I WAS REREADING ONE HUNDRED YEARS OF SOLITUDE WHEN a strange idea occurred to me: most protagonists of great novels do not have children. Scarcely 1 percent of the world’s population are childless, but at least 50 percent of the great literary characters exit the book without having reproduced. Neither Pantagruel, nor Panurge, nor Quixote have any progeny. Not Valmont, not the Marquise de Merteuil, nor the virtuous Presidente in Dangerous Liaisons. Not Tom Jones, Fielding’s most famous hero. Not Werther. All Stendhal’s protagonists are childless, as are many of Balzac’s; and Dostoyevsky’s; and in the century just past, Marcel, the narrator of In Search of Lost Time, and of course all of Musil’s major characters: Ulrich, his sister Agathe, Walter, his wife, Clarisse, and Diotima; and Schweik; and Kafka’s protagonists, except for the very young Karl Rossmann, who did impregnate a maidservant, but that is the very reason—to erase the infant from his life—that he flees to America and the novel can be born. This infertility is not due to a conscious purpose of the novelists; it is the spirit of the art of the novel (or its subconscious) that spurns procreation.
The novel was born with the Modern Era, which made man, to quote Heidegger, the “only real subject,” the ground for everything. It is largely through the novel that man as an individual was established on the European scene. Away from the novel, in our real lives, we know very little about our parents as they were before our birth; we have only fragmentary knowledge of the people close to us: we see them come and go, and scarcely have they vanished than their place is taken over by others; they form a long line of replaceable beings.
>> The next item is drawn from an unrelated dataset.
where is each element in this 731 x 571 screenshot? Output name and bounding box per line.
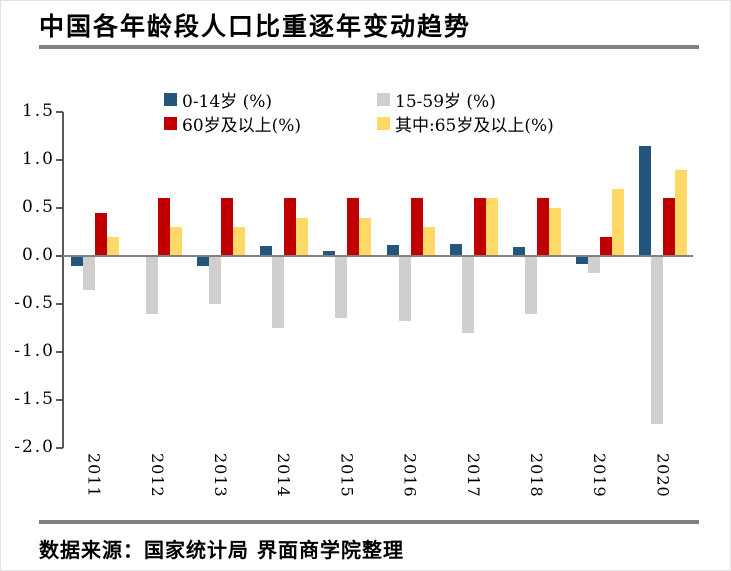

Only the novel separates out an individual, trains a light on his biography, his ideas, his feelings, makes him irreplaceable: makes him the center of everything.
Don Quixote dies and the novel is over; that ending is so perfectly definitive only because Don Quixote has no children; with children, his life would be prolonged, imitated or contested, defended or betrayed; a father’s death leaves the door open; in fact so we are told ever since our own childhood: your life will continue in your children, children are your immortality. But if my story can go on beyond my own life, that means that my life is not an independent entity; it means it is unfinished, unfulfilled; it means there is something utterly concrete and earthly into which the individual blends, agrees to blend, consents to be lost in: family, posterity, tribe, nation. It means that the individual person, as “ground for everything,” is an illusion, a gamble, the dream of a few European centuries.
With García Márquez’s One Hundred Years of Solitude, the art of the novel seems to emerge from that dream; the center of attention is no longer an individual but a procession of individuals; they are each original, inimitable, and yet each of them is merely the brief flash of a sunbeam on the swell of a river; each of them carries with him his future forgotten self, and each is conscious of that, none of them remains on the novel’s stage from beginning to end; the mother of the whole tribe, Old Ursula, is 120 when she dies, and that’s a long time before the book ends; and all the characters have similar names—Arcadio José Buendía, José Arcadio, José Arcadio the Second, Aureliano Buendía, Aureliano the Second—such that the edges between them blur and the reader confuses them. To all appearances the era of European individualism is no longer their era. But then what is their era? An era that goes back to America’s Indian past? Or some future era when the human individual will blend into the human anthill? I sense that this novel, which is an apotheosis of the art of the novel, is at the same time a farewell to the age of the novel.